Klingt hart, aber solange Betrug nicht wenigstens annähernd ausgeschlossen ist, werde ich lieber Löwenfutter.

 Davon abgesehen, dass der örtliche Zoo höchstwahrscheinlich nicht besonders dankbar für eine solche Spende wäre... Im Grunde spottet diese Aussage jeglicher Beschreibung.

Selbst WENN jemand krank und verzweifelt ist und alles Erdenkliche dafür geben würde, um am Leben zu bleiben (dazu gehört nunmal auch Geld) - das ist doch absolut nachvollziehbar. Die meisten von uns wollen gesund sein, ganz normal leben, nicht jeden Tag damit rechnen müssen, einer schlimmen Krankheit zu erliegen. Niemand sucht sich das Schicksal aus, Medikamente mit drastischen Nebenwirkungen nehmen zu müssen oder sein Dasein an Maschinen angeschlossen zu fristen. Niemand möchte das. Kein mittelloser Student, kein Familienvater, kein reicher Banker, kein kleines Kind, keine Künstlerin - so gut wie jeder Mensch möchte solch ein Leben vermeiden. Das liegt jedoch nicht in unserer Hand. Und wenn man dann, durch welche Umstände auch immer, eben DOCH dieses Leben führt, auf der Warteliste, krank, sterbend, hoffend... Welchen Strohhalm würde man nicht ergreifen? 

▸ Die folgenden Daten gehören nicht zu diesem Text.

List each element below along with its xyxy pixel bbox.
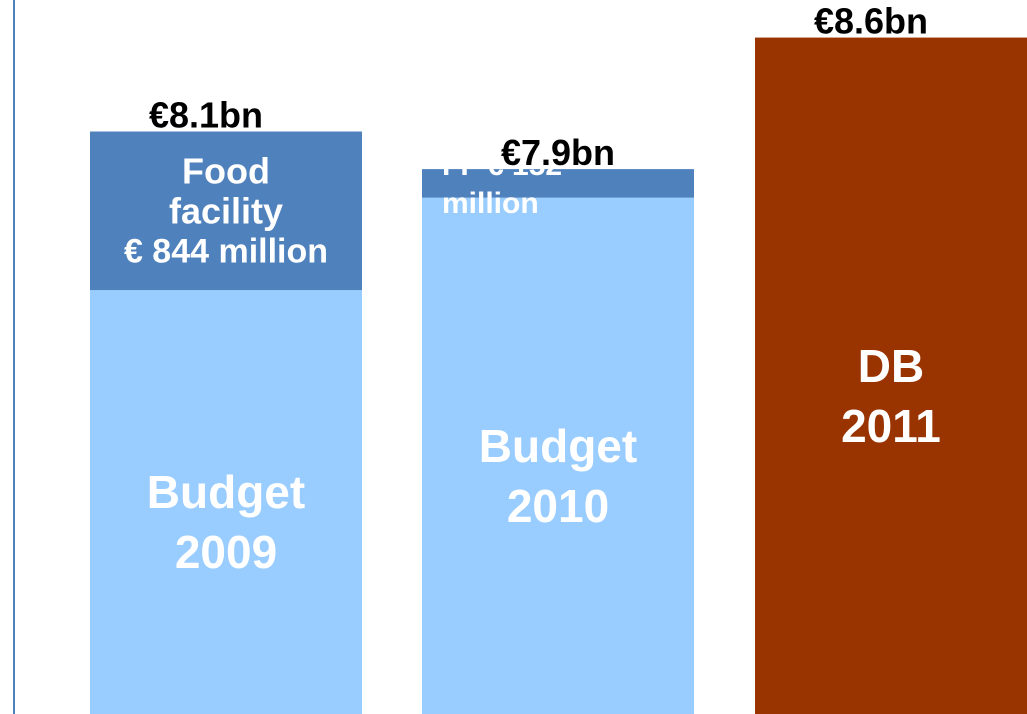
segment-label: FF € 152 <box>442 149 562 182</box>
bar-segment <box>90 131 362 291</box>
segment-label: Budget <box>479 420 637 472</box>
bar-segment <box>422 169 694 198</box>
segment-label: 2009 <box>175 526 277 578</box>
bar-segment <box>755 37 1027 714</box>
segment-label: 2011 <box>841 400 941 452</box>
total-label: €8.1bn <box>149 95 263 136</box>
bar-segment <box>90 290 362 714</box>
segment-label: Food <box>182 150 270 191</box>
segment-label: DB <box>858 340 924 392</box>
total-label: €8.6bn <box>814 1 928 42</box>
bar-segment <box>422 197 694 714</box>
segment-label: 2010 <box>507 480 609 532</box>
total-label: €7.9bn <box>501 132 615 173</box>
segment-label: facility <box>169 190 283 231</box>
segment-label: € 844 million <box>124 233 328 271</box>
segment-label: Budget <box>147 466 305 518</box>
segment-label: million <box>442 187 539 220</box>
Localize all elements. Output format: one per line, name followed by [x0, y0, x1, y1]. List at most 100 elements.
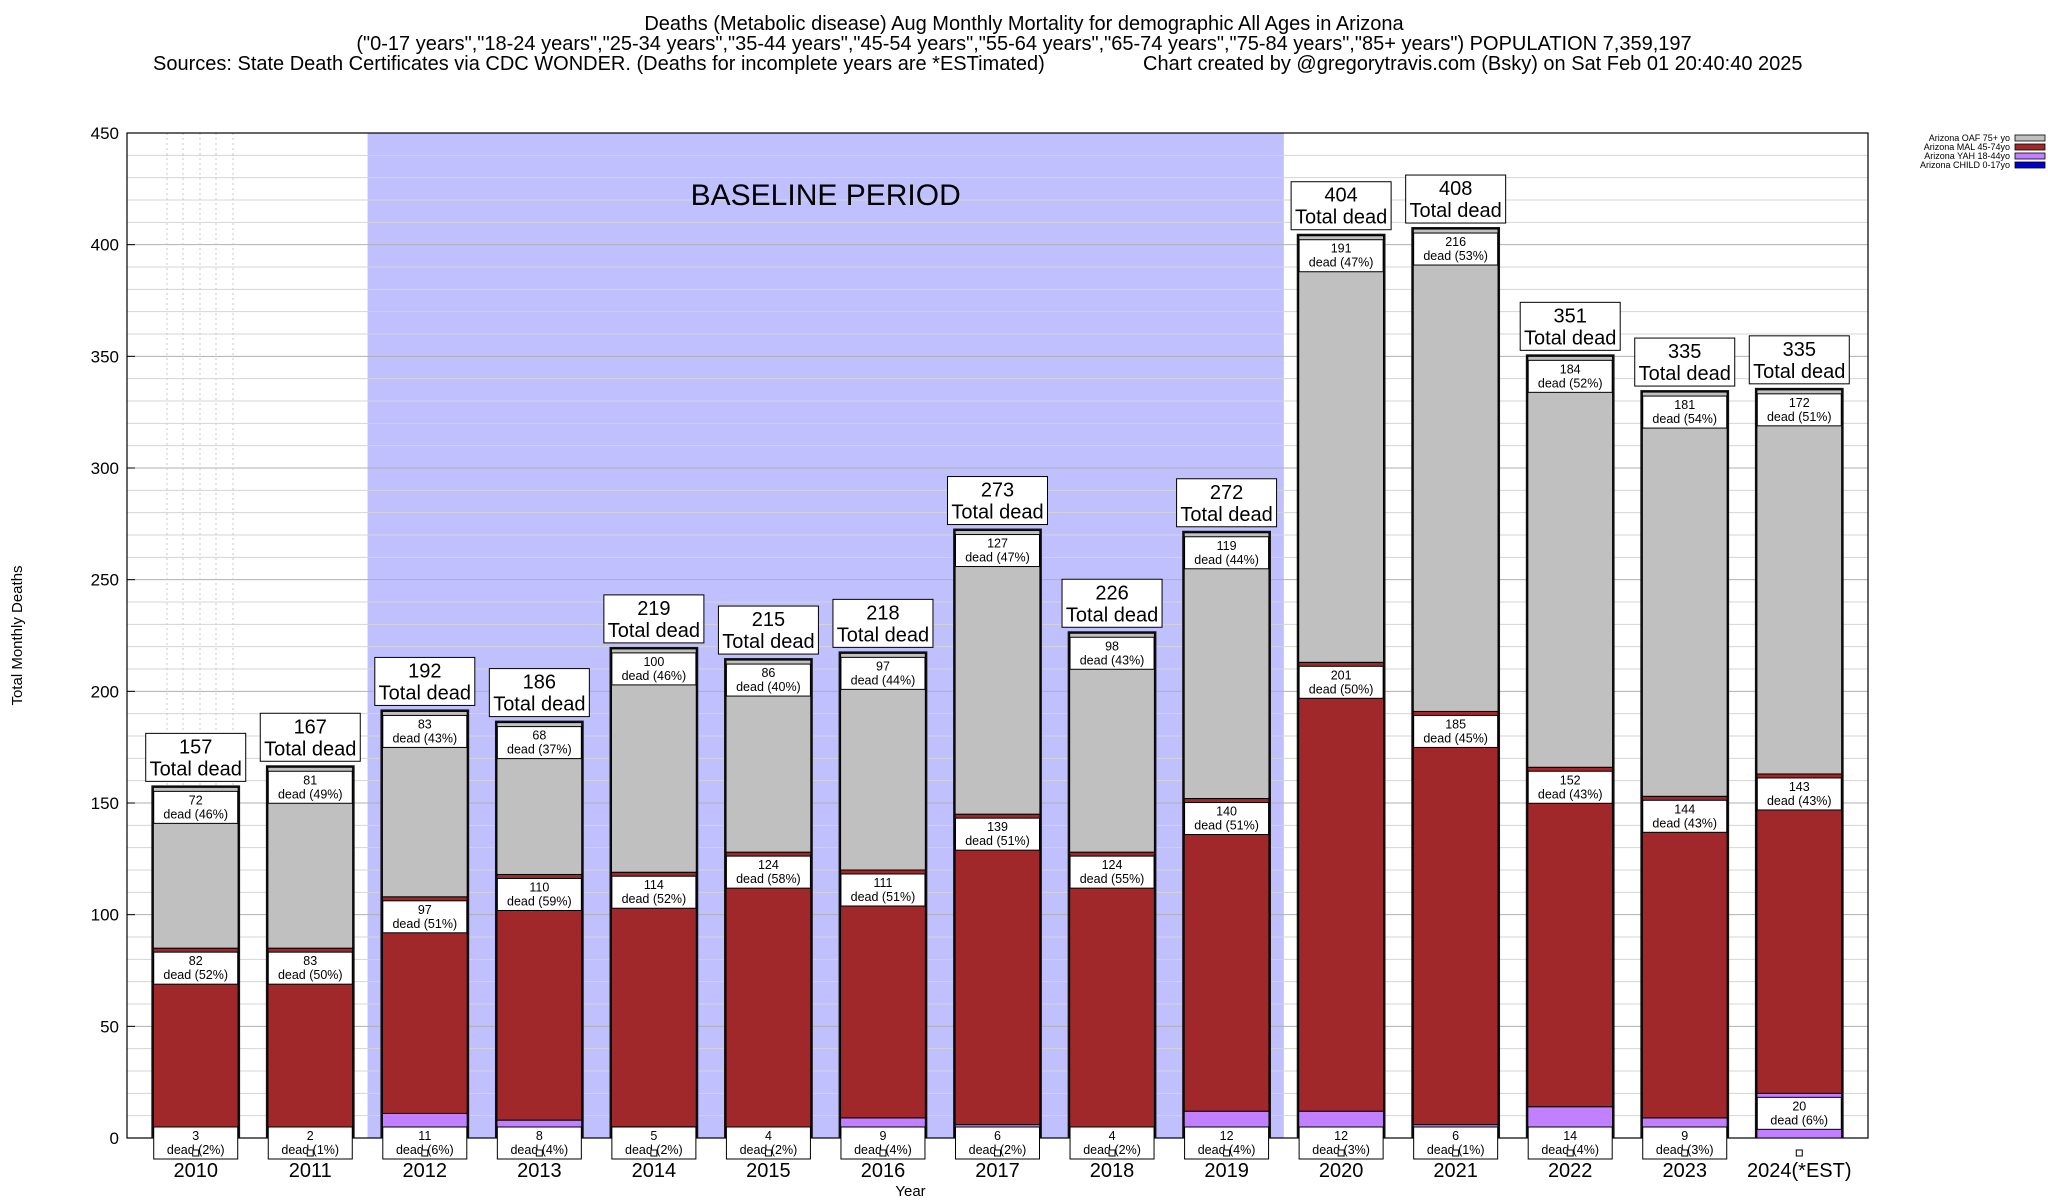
oaf-label-value: 127	[987, 537, 1008, 551]
child-marker	[994, 1149, 1001, 1157]
total-label: Total dead	[608, 620, 700, 642]
bar-mal	[1756, 773, 1843, 1094]
bar-mal	[1641, 795, 1728, 1119]
total-label: Total dead	[1524, 327, 1616, 349]
total-box	[1519, 301, 1621, 351]
chart-subtitle: ("0-17 years","18-24 years","25-34 years…	[356, 33, 1692, 55]
total-value: 272	[1210, 482, 1243, 504]
legend-swatch	[2014, 134, 2046, 142]
yah-label-value: 9	[1681, 1129, 1688, 1143]
mal-label-value: 124	[758, 858, 779, 872]
x-tick-label: 2021	[1433, 1160, 1478, 1182]
total-label: Total dead	[1753, 361, 1845, 383]
total-label: Total dead	[1295, 207, 1387, 229]
oaf-label-value: 68	[532, 729, 546, 743]
total-box	[1748, 335, 1850, 385]
child-marker	[650, 1149, 658, 1157]
total-label: Total dead	[150, 758, 242, 780]
oaf-label-value: 216	[1445, 235, 1466, 249]
mal-label-box	[725, 855, 811, 889]
total-value: 226	[1095, 582, 1128, 604]
oaf-label-pct: dead (40%)	[736, 680, 801, 694]
x-axis-label: Year	[895, 1183, 925, 1200]
total-value: 408	[1439, 178, 1472, 200]
mal-label-value: 97	[418, 903, 432, 917]
oaf-label-value: 83	[418, 717, 432, 731]
legend-label: Arizona MAL 45-74yo	[1924, 142, 2010, 152]
y-tick-label: 0	[110, 1129, 119, 1148]
bar-oaf	[1641, 391, 1728, 797]
total-box	[1290, 181, 1392, 231]
mal-label-value: 201	[1331, 668, 1352, 682]
bar-oaf	[1756, 389, 1843, 775]
chart-title: Deaths (Metabolic disease) Aug Monthly M…	[644, 13, 1404, 35]
mal-label-box	[955, 817, 1040, 851]
oaf-label-value: 119	[1217, 539, 1237, 553]
yah-label-value: 4	[765, 1129, 772, 1143]
bar-mal	[1527, 766, 1614, 1108]
mal-label-pct: dead (50%)	[1309, 682, 1374, 696]
oaf-label-value: 100	[643, 655, 664, 669]
oaf-label-box	[1298, 239, 1384, 273]
mal-label-pct: dead (51%)	[1194, 819, 1259, 833]
yah-label-value: 6	[1452, 1129, 1459, 1143]
mal-label-box	[1413, 714, 1499, 748]
mal-label-box	[496, 877, 582, 911]
child-marker	[1337, 1149, 1345, 1157]
mal-label-value: 114	[644, 878, 664, 892]
bar-mal	[611, 871, 697, 1128]
mal-label-box	[1184, 802, 1270, 836]
legend-swatch	[2014, 143, 2046, 151]
mal-label-pct: dead (55%)	[1080, 872, 1145, 886]
mal-label-box	[1527, 770, 1613, 804]
mal-label-pct: dead (51%)	[392, 917, 457, 931]
legend-label: Arizona YAH 18-44yo	[1924, 151, 2010, 161]
oaf-label-value: 72	[189, 793, 203, 807]
y-axis-label: Total Monthly Deaths	[9, 565, 26, 705]
oaf-label-value: 184	[1560, 362, 1581, 376]
mal-label-value: 144	[1674, 802, 1695, 816]
x-tick-label: 2023	[1662, 1160, 1707, 1182]
yah-label-value: 11	[418, 1129, 431, 1143]
mal-label-value: 140	[1216, 805, 1237, 819]
sources-text: Sources: State Death Certificates via CD…	[153, 53, 1045, 75]
bar-mal	[496, 873, 583, 1121]
oaf-label-pct: dead (52%)	[1538, 376, 1603, 390]
bar-mal	[954, 813, 1041, 1126]
oaf-label-pct: dead (44%)	[1194, 553, 1259, 567]
yah-label-value: 5	[650, 1129, 657, 1143]
child-marker	[1452, 1149, 1460, 1157]
oaf-label-pct: dead (49%)	[278, 787, 343, 801]
oaf-label-pct: dead (47%)	[965, 551, 1030, 565]
oaf-label-box	[153, 790, 239, 824]
total-label: Total dead	[264, 738, 356, 760]
total-box	[603, 594, 705, 644]
y-tick-label: 300	[91, 459, 119, 478]
mal-label-pct: dead (58%)	[736, 872, 801, 886]
x-tick-label: 2012	[403, 1160, 448, 1182]
oaf-label-box	[1413, 232, 1499, 266]
child-marker	[1681, 1149, 1689, 1157]
yah-label-pct: dead (6%)	[1770, 1113, 1828, 1127]
bar-mal	[1298, 661, 1384, 1112]
total-value: 335	[1668, 341, 1701, 363]
x-tick-label: 2011	[289, 1160, 332, 1182]
total-box	[145, 732, 247, 782]
oaf-label-pct: dead (46%)	[622, 669, 687, 683]
child-marker	[764, 1149, 772, 1157]
y-tick-label: 350	[91, 347, 119, 366]
total-box	[488, 668, 590, 718]
yah-label-box	[1756, 1096, 1842, 1130]
oaf-label-box	[382, 714, 468, 748]
total-label: Total dead	[837, 624, 929, 646]
bar-oaf	[1298, 235, 1384, 663]
total-label: Total dead	[1180, 504, 1272, 526]
legend-label: Arizona CHILD 0-17yo	[1920, 160, 2010, 170]
mal-label-value: 124	[1102, 858, 1123, 872]
total-value: 351	[1554, 305, 1587, 327]
mal-label-box	[1642, 799, 1728, 833]
mal-label-pct: dead (51%)	[965, 834, 1030, 848]
x-tick-label: 2013	[517, 1160, 562, 1182]
oaf-label-pct: dead (46%)	[163, 807, 228, 821]
bar-oaf	[954, 530, 1041, 815]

Mit ein paar Millionen Euro auf dem Konto - was wäre mir das Geld wert, könnte ich mir damit womöglich ein Weiterleben erwerben? Bin ICH dann ein Verbrecher, wenn es um Leben und Tod geht? Ist ein Arzt ein Verbrecher, der (selbstlos oder nicht) seinen Patienten helfen will, weiterzuleben?
Oder ist nicht vielleicht derjenige ein Verbrecher, der es sich in seiner schwarz-weißen Weltanschauung bequem macht, jegliche Verantwortung von sich weist und sich hinter Halbwahrheiten und reißerischer Meinungsmache versteckt, um nicht seine Organe zu spenden?

Das sind Fragen, deren Beantwortung mir leicht erscheint.